Shibboleth is being adopted by educational institutions worldwide, including institutions in the UK, in support of federated access management. Shibboleth is not an 'all-in-one' access management solution; but, as a component in an institutional SSO environment, it offers tremendous enabling possibilities. It is architecturally complex, and can be difficult to install, but a number of UK institutions, including the seven ShibboLEAP partners, have already blazed a trail through the installation jungle. This growing body of experience in Shibboleth deployment in the UK will benefit new adopters of this important new technology, which has the potential to help institutions to take major steps forward towards achieving Single Sign-On to secure internal and external Web resources.

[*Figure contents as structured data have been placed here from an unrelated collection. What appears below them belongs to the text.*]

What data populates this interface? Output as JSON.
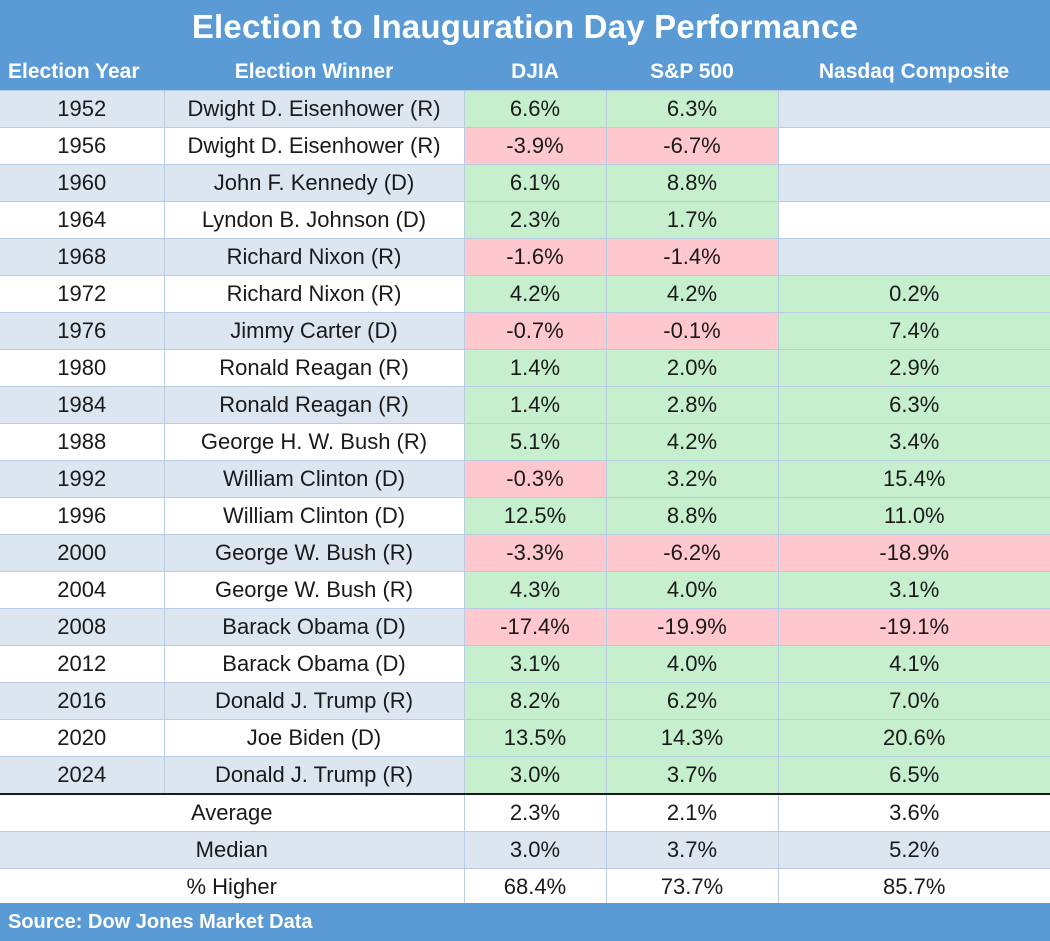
{
  "chart_data": {
    "type": "table",
    "title": "Election to Inauguration Day Performance",
    "columns": [
      "Election Year",
      "Election Winner",
      "DJIA",
      "S&P 500",
      "Nasdaq Composite"
    ],
    "rows": [
      {
        "year": "1952",
        "winner": "Dwight D. Eisenhower (R)",
        "djia": "6.6%",
        "sp500": "6.3%",
        "nasdaq": ""
      },
      {
        "year": "1956",
        "winner": "Dwight D. Eisenhower (R)",
        "djia": "-3.9%",
        "sp500": "-6.7%",
        "nasdaq": ""
      },
      {
        "year": "1960",
        "winner": "John F. Kennedy (D)",
        "djia": "6.1%",
        "sp500": "8.8%",
        "nasdaq": ""
      },
      {
        "year": "1964",
        "winner": "Lyndon B. Johnson (D)",
        "djia": "2.3%",
        "sp500": "1.7%",
        "nasdaq": ""
      },
      {
        "year": "1968",
        "winner": "Richard Nixon (R)",
        "djia": "-1.6%",
        "sp500": "-1.4%",
        "nasdaq": ""
      },
      {
        "year": "1972",
        "winner": "Richard Nixon (R)",
        "djia": "4.2%",
        "sp500": "4.2%",
        "nasdaq": "0.2%"
      },
      {
        "year": "1976",
        "winner": "Jimmy Carter (D)",
        "djia": "-0.7%",
        "sp500": "-0.1%",
        "nasdaq": "7.4%"
      },
      {
        "year": "1980",
        "winner": "Ronald Reagan (R)",
        "djia": "1.4%",
        "sp500": "2.0%",
        "nasdaq": "2.9%"
      },
      {
        "year": "1984",
        "winner": "Ronald Reagan (R)",
        "djia": "1.4%",
        "sp500": "2.8%",
        "nasdaq": "6.3%"
      },
      {
        "year": "1988",
        "winner": "George H. W. Bush (R)",
        "djia": "5.1%",
        "sp500": "4.2%",
        "nasdaq": "3.4%"
      },
      {
        "year": "1992",
        "winner": "William Clinton (D)",
        "djia": "-0.3%",
        "sp500": "3.2%",
        "nasdaq": "15.4%"
      },
      {
        "year": "1996",
        "winner": "William Clinton (D)",
        "djia": "12.5%",
        "sp500": "8.8%",
        "nasdaq": "11.0%"
      },
      {
        "year": "2000",
        "winner": "George W. Bush (R)",
        "djia": "-3.3%",
        "sp500": "-6.2%",
        "nasdaq": "-18.9%"
      },
      {
        "year": "2004",
        "winner": "George W. Bush (R)",
        "djia": "4.3%",
        "sp500": "4.0%",
        "nasdaq": "3.1%"
      },
      {
        "year": "2008",
        "winner": "Barack Obama (D)",
        "djia": "-17.4%",
        "sp500": "-19.9%",
        "nasdaq": "-19.1%"
      },
      {
        "year": "2012",
        "winner": "Barack Obama (D)",
        "djia": "3.1%",
        "sp500": "4.0%",
        "nasdaq": "4.1%"
      },
      {
        "year": "2016",
        "winner": "Donald J. Trump (R)",
        "djia": "8.2%",
        "sp500": "6.2%",
        "nasdaq": "7.0%"
      },
      {
        "year": "2020",
        "winner": "Joe Biden (D)",
        "djia": "13.5%",
        "sp500": "14.3%",
        "nasdaq": "20.6%"
      },
      {
        "year": "2024",
        "winner": "Donald J. Trump (R)",
        "djia": "3.0%",
        "sp500": "3.7%",
        "nasdaq": "6.5%"
      }
    ],
    "summary": [
      {
        "label": "Average",
        "djia": "2.3%",
        "sp500": "2.1%",
        "nasdaq": "3.6%"
      },
      {
        "label": "Median",
        "djia": "3.0%",
        "sp500": "3.7%",
        "nasdaq": "5.2%"
      },
      {
        "label": "% Higher",
        "djia": "68.4%",
        "sp500": "73.7%",
        "nasdaq": "85.7%"
      }
    ],
    "source": "Source: Dow Jones Market Data",
    "colors": {
      "header": "#5b9bd5",
      "positive_fill": "#c6efce",
      "positive_text": "#2e8b2e",
      "negative_fill": "#ffc7ce",
      "negative_text": "#c0262e",
      "band": "#dce6f1"
    }
  }
}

The word 'Shibboleth', in this context, has a distinguished history. The Bible (Judges 12, v.1-6) records how the Ephraimites, fleeing Gilead after an unsuccessful attack, were cut off at the river Jordan by Gileadites. Those attempting to cross the river were asked to say 'Shibboleth'. The unfortunate Ephraimites, who pronounced 'sh' as 'si', said 'Sibboleth', and 42,000 of them were duly slaughtered. While this was undeniably a triumph of access management, we are confident that the implications of Shibboleth for the 150,000-plus members of the ShibboLEAP institutions will prove to be rather more uplifting.
Thanks to John Paschoud and Simon McLeish of the LSE, both for reading a draft of this article, and for their indefatigable technical assistance to the ShibboLEAP partners during the project.